Löhne weit unter Tarif, stattdessen Vertröstungen und aufgeschobener Inflationsausgleich - das haben die Mitarbeiter einer Aachener Reha-Klinik lange geduldig ertragen. Die Einrichtung gehört einem katholischen Träger, der mit rund 12.000 Mitarbeitern zu einem der größten kirchlichen Akteure auf dem Gesundheitsmarkt zählt. "Eigentlich lieben wir unseren Job", erzählen uns zwei Mitarbeiterinnen in der Physiotherapie, "aber so geht das einfach nicht weiter". Der Film der Reihe "Mut gegen Macht" erzählt von Arbeitsverdichtung und ständig zunehmender Belastung, von erschöpften Mitarbeitern - und von Löhnen die gleich bleiben.Montag, 27. Oktober 2014, 20:15:
WDR: Gottes Lohn ist nicht genug - Der lange Kampf um fairen Lohn - Mut gegen Macht
Weiter heißt es:
Viele hier verdienen mit ihrem Vollzeitjob brutto gerade einmal 2.000 Euro.

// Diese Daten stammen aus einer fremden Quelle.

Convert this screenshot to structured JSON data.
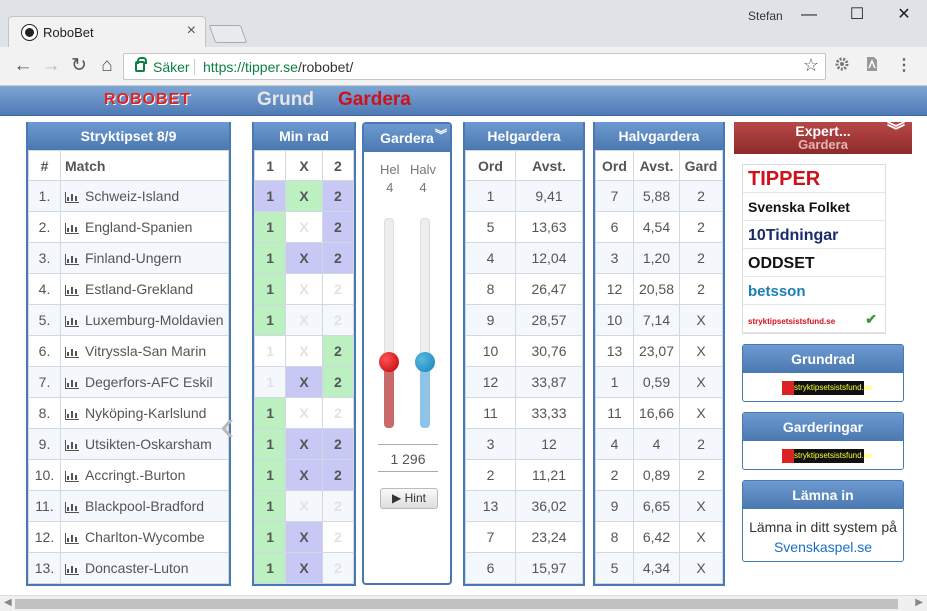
{
  "window": {
    "user": "Stefan",
    "minimize": "—",
    "maximize": "☐",
    "close": "✕"
  },
  "tab": {
    "title": "RoboBet",
    "close": "×"
  },
  "toolbar": {
    "back": "←",
    "forward": "→",
    "reload": "↻",
    "home": "⌂",
    "secure_label": "Säker",
    "url_prefix": "https://tipper.se",
    "url_path": "/robobet/",
    "star": "☆",
    "menu": "⋮"
  },
  "appbar": {
    "logo": "ROBOBET",
    "nav": [
      {
        "label": "Grund",
        "color": "#e6e6e6"
      },
      {
        "label": "Gardera",
        "color": "#d0101a"
      }
    ]
  },
  "stryk": {
    "title": "Stryktipset 8/9",
    "col_num": "#",
    "col_match": "Match"
  },
  "minrad": {
    "title": "Min rad",
    "cols": [
      "1",
      "X",
      "2"
    ]
  },
  "helg": {
    "title": "Helgardera",
    "cols": [
      "Ord",
      "Avst."
    ]
  },
  "halv": {
    "title": "Halvgardera",
    "cols": [
      "Ord",
      "Avst.",
      "Gard"
    ]
  },
  "rows": [
    {
      "n": "1.",
      "match": "Schweiz-Island",
      "p": [
        "1",
        "X",
        "2"
      ],
      "s": [
        "a",
        "b",
        "a"
      ],
      "ho": "1",
      "ha": "9,41",
      "vo": "7",
      "va": "5,88",
      "vg": "2"
    },
    {
      "n": "2.",
      "match": "England-Spanien",
      "p": [
        "1",
        "X",
        "2"
      ],
      "s": [
        "b",
        "u",
        "a"
      ],
      "ho": "5",
      "ha": "13,63",
      "vo": "6",
      "va": "4,54",
      "vg": "2"
    },
    {
      "n": "3.",
      "match": "Finland-Ungern",
      "p": [
        "1",
        "X",
        "2"
      ],
      "s": [
        "b",
        "a",
        "a"
      ],
      "ho": "4",
      "ha": "12,04",
      "vo": "3",
      "va": "1,20",
      "vg": "2"
    },
    {
      "n": "4.",
      "match": "Estland-Grekland",
      "p": [
        "1",
        "X",
        "2"
      ],
      "s": [
        "b",
        "u",
        "u"
      ],
      "ho": "8",
      "ha": "26,47",
      "vo": "12",
      "va": "20,58",
      "vg": "2"
    },
    {
      "n": "5.",
      "match": "Luxemburg-Moldavien",
      "p": [
        "1",
        "X",
        "2"
      ],
      "s": [
        "b",
        "u",
        "u"
      ],
      "ho": "9",
      "ha": "28,57",
      "vo": "10",
      "va": "7,14",
      "vg": "X"
    },
    {
      "n": "6.",
      "match": "Vitryssla-San Marin",
      "p": [
        "1",
        "X",
        "2"
      ],
      "s": [
        "u",
        "u",
        "b"
      ],
      "ho": "10",
      "ha": "30,76",
      "vo": "13",
      "va": "23,07",
      "vg": "X"
    },
    {
      "n": "7.",
      "match": "Degerfors-AFC Eskil",
      "p": [
        "1",
        "X",
        "2"
      ],
      "s": [
        "u",
        "a",
        "b"
      ],
      "ho": "12",
      "ha": "33,87",
      "vo": "1",
      "va": "0,59",
      "vg": "X"
    },
    {
      "n": "8.",
      "match": "Nyköping-Karlslund",
      "p": [
        "1",
        "X",
        "2"
      ],
      "s": [
        "b",
        "u",
        "u"
      ],
      "ho": "11",
      "ha": "33,33",
      "vo": "11",
      "va": "16,66",
      "vg": "X"
    },
    {
      "n": "9.",
      "match": "Utsikten-Oskarsham",
      "p": [
        "1",
        "X",
        "2"
      ],
      "s": [
        "b",
        "a",
        "a"
      ],
      "ho": "3",
      "ha": "12",
      "vo": "4",
      "va": "4",
      "vg": "2"
    },
    {
      "n": "10.",
      "match": "Accringt.-Burton",
      "p": [
        "1",
        "X",
        "2"
      ],
      "s": [
        "b",
        "a",
        "a"
      ],
      "ho": "2",
      "ha": "11,21",
      "vo": "2",
      "va": "0,89",
      "vg": "2"
    },
    {
      "n": "11.",
      "match": "Blackpool-Bradford",
      "p": [
        "1",
        "X",
        "2"
      ],
      "s": [
        "b",
        "u",
        "u"
      ],
      "ho": "13",
      "ha": "36,02",
      "vo": "9",
      "va": "6,65",
      "vg": "X"
    },
    {
      "n": "12.",
      "match": "Charlton-Wycombe",
      "p": [
        "1",
        "X",
        "2"
      ],
      "s": [
        "b",
        "a",
        "u"
      ],
      "ho": "7",
      "ha": "23,24",
      "vo": "8",
      "va": "6,42",
      "vg": "X"
    },
    {
      "n": "13.",
      "match": "Doncaster-Luton",
      "p": [
        "1",
        "X",
        "2"
      ],
      "s": [
        "b",
        "a",
        "u"
      ],
      "ho": "6",
      "ha": "15,97",
      "vo": "5",
      "va": "4,34",
      "vg": "X"
    }
  ],
  "gardera": {
    "title": "Gardera",
    "hel_label": "Hel",
    "halv_label": "Halv",
    "hel_value": "4",
    "halv_value": "4",
    "hel_fraction": 0.31,
    "halv_fraction": 0.31,
    "total": "1 296",
    "hint": "▶ Hint"
  },
  "expert": {
    "title": "Expert...",
    "subtitle": "Gardera"
  },
  "brands": [
    {
      "label": "TIPPER",
      "color": "#d0101a",
      "size": "20px"
    },
    {
      "label": "Svenska Folket",
      "color": "#111111",
      "size": "14px"
    },
    {
      "label": "10Tidningar",
      "color": "#1a2a6e",
      "size": "16px"
    },
    {
      "label": "ODDSET",
      "color": "#111111",
      "size": "16px"
    },
    {
      "label": "betsson",
      "color": "#1b7fb8",
      "size": "15px"
    },
    {
      "label": "stryktipsetsistsfund.se",
      "color": "#d0101a",
      "size": "8px"
    }
  ],
  "boxes": {
    "grundrad": "Grundrad",
    "garderingar": "Garderingar",
    "lamna_title": "Lämna in",
    "lamna_text": "Lämna in ditt system på",
    "lamna_link": "Svenskaspel.se",
    "mini_logo": "stryktipsetsistsfund.se"
  }
}
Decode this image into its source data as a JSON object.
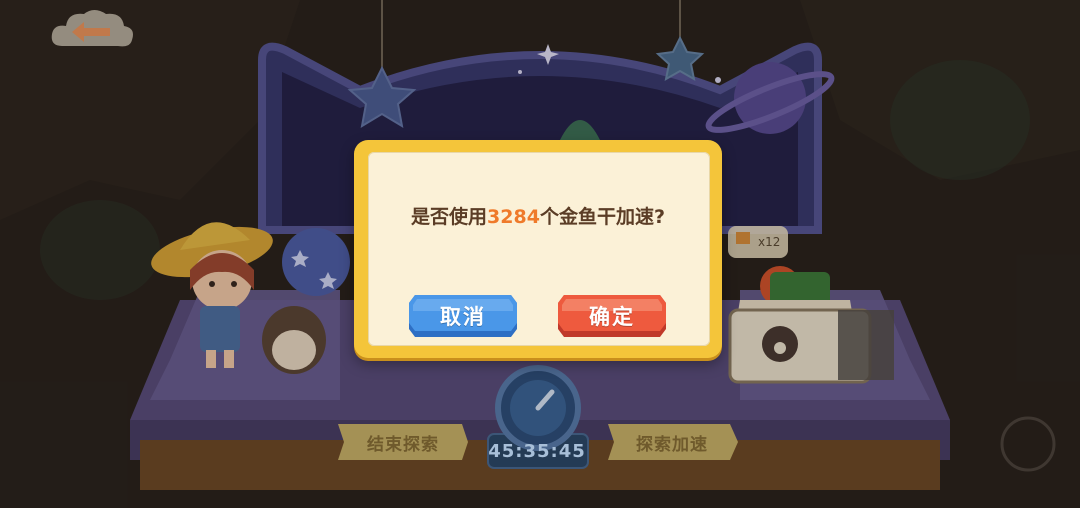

Ein Großteil der Beschäftigten ist als Reaktion darauf in die Gewerkschaft eingetreten. Das ist völlig neu für den katholischen Träger, der bislang nur eine schwache Mitarbeitervertretung gewöhnt war. Seit die Gewerkschaft im Haus ist, gibt es Gegenwind. Statt Lohnzurückhaltung fordern die Mitarbeiter nun nicht nur mehr Geld für sich, sondern auch ein besseres Management von der Geschäftsführung.Das klingt jetzt nicht mehr nach dem "Dritten Weg" für den sich "die Interessenvertretungen der Mitarbeiterschaft" der Caritas "eindeutig...positioniert" haben, wie es in der ZMV 4/2014 heißt.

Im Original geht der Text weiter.